Automatic/Unattended Failover HA

sclementi

New Member
Jan 28, 2025
6
0
1
New to Proxmox, but not to virtualization. I installed a three node cluster last week, configured Ceph for shared storage, created some VMs and everything seems to work normally. I can migrate VMs from host to host no issue, I can put hosts into maintenance mode and VMs move automatically.

Issue: If I lose power on a node, it takes about 2 minutes for the VMs to automatically reregister on other hosts on the cluster and their OSes never load up. 3 minutes later and the VMs are still offline so I turn the failed host back on and it comes back online and 5 minutes later the VMs finally start up on the host they moved to and are back online. Now I can move them around with no issue.

What am I doing wrong... and what additional info can I give to help? Or is there simply no disaster failover (can't see how that could be)
 
Configured a HA Group with the three hosts. Configured the VMs to use the group. As stated, failover works when a node is placed in maintenance mode according to group settings, the VMs migrate off.
 
Removing power from the server so it goes offline.

Shutdown Policy is Migrate. I also tried Failover.

as an update to my original post... the VMs do seem to try and start up, but they never get to a point where they load an OS or even display a console for that matter.
 
Last edited:
Two of the VMs show as "running" (green icon,103 and 105 originally on node2), but they are not online nor can I get to the console and one of them doesn't come up at all (TestVM, 100):
1738102450359.png
The VMs are configured to use the HA group:
1738102618466.png

In this test I powered off node 2 if it wasn't apparent.
 
As a test, I failed node 1 this time... and the VMs all came online in under 5 minutes. The only reason I tested this was because I saw that the lrm on node 2 was idle, but was active on 1 and 3. The failure, I guess, forced lrm to go active on node 2 as it is active now.

After bringing node 1 back online, the lrm states are all active.
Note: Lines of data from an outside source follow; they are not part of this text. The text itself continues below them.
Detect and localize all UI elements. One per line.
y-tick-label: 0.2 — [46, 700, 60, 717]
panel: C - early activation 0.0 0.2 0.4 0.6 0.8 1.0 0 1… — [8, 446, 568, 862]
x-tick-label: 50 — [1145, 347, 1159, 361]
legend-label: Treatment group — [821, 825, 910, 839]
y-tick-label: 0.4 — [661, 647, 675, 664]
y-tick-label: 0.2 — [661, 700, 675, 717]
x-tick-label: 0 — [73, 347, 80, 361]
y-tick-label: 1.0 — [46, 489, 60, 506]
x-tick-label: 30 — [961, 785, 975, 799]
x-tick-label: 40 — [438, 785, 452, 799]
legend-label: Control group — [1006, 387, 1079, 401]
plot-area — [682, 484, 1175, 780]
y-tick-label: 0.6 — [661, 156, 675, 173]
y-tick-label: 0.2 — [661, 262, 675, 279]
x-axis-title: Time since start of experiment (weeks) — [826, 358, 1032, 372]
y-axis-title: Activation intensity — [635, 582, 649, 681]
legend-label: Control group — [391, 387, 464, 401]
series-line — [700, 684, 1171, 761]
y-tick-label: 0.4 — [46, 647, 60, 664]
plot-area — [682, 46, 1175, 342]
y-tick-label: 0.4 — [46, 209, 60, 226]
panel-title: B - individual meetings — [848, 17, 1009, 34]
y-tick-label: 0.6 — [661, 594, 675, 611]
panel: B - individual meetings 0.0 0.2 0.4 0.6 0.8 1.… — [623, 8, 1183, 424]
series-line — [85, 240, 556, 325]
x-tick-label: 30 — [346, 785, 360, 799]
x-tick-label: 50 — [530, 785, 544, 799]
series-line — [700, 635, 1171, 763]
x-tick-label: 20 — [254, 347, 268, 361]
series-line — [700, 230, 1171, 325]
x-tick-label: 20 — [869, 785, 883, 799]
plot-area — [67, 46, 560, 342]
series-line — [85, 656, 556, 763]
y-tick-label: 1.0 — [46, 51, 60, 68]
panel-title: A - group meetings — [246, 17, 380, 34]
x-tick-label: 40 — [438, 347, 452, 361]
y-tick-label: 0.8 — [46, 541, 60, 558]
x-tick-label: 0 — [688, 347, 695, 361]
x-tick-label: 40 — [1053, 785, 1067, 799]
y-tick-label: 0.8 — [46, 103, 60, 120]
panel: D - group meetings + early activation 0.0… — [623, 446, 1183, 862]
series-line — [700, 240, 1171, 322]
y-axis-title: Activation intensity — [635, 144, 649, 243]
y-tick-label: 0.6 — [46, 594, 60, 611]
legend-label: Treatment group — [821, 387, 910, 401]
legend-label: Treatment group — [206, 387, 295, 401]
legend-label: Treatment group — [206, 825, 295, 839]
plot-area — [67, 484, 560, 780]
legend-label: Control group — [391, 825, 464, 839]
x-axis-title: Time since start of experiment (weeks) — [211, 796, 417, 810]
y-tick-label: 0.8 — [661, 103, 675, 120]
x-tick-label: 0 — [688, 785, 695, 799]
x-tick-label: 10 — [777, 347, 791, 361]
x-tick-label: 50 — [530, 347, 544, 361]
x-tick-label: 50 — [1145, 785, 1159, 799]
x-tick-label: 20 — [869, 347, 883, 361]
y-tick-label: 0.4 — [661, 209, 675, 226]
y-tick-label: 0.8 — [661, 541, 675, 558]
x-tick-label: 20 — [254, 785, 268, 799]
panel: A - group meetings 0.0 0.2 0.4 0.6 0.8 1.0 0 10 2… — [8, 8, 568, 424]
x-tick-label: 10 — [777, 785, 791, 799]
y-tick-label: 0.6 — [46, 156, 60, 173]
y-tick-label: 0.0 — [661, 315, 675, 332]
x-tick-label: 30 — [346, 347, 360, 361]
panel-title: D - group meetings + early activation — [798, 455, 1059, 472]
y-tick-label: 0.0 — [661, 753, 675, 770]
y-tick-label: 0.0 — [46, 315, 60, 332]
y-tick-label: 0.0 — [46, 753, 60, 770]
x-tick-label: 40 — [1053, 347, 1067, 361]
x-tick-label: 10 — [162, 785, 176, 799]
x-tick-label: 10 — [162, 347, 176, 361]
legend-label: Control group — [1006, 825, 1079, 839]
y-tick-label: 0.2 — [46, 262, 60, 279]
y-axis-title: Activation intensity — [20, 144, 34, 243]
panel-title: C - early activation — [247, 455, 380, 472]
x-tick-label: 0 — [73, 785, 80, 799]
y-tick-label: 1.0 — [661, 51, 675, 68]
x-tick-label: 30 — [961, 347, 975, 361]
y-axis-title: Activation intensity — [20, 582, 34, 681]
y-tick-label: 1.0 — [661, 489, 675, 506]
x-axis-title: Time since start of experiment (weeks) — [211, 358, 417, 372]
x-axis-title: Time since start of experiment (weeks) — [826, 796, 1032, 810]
Could that have something to do with it?
 
Will test that tomorrow as we have a died disk in one pve node, powercut of one without maintenance mode in 5node 8.3.3 cluster because new disk is waiting on desk :)
 
Manual "powercut" on node with failed disk, after around 2min the 9vm+1lxc auto-started on other node as defined for ha prefered host group.
After bring back the pseudo failed node the 10 machines auto-migrated back as ha was defined, so all works fine and as desired.
@sclementi : unhappily there's somethink wrong in your cluster / ha configuration.
 
Last edited:
We have Shutdown Policy default/conditional set so try that instead of your choice of migrate or failover.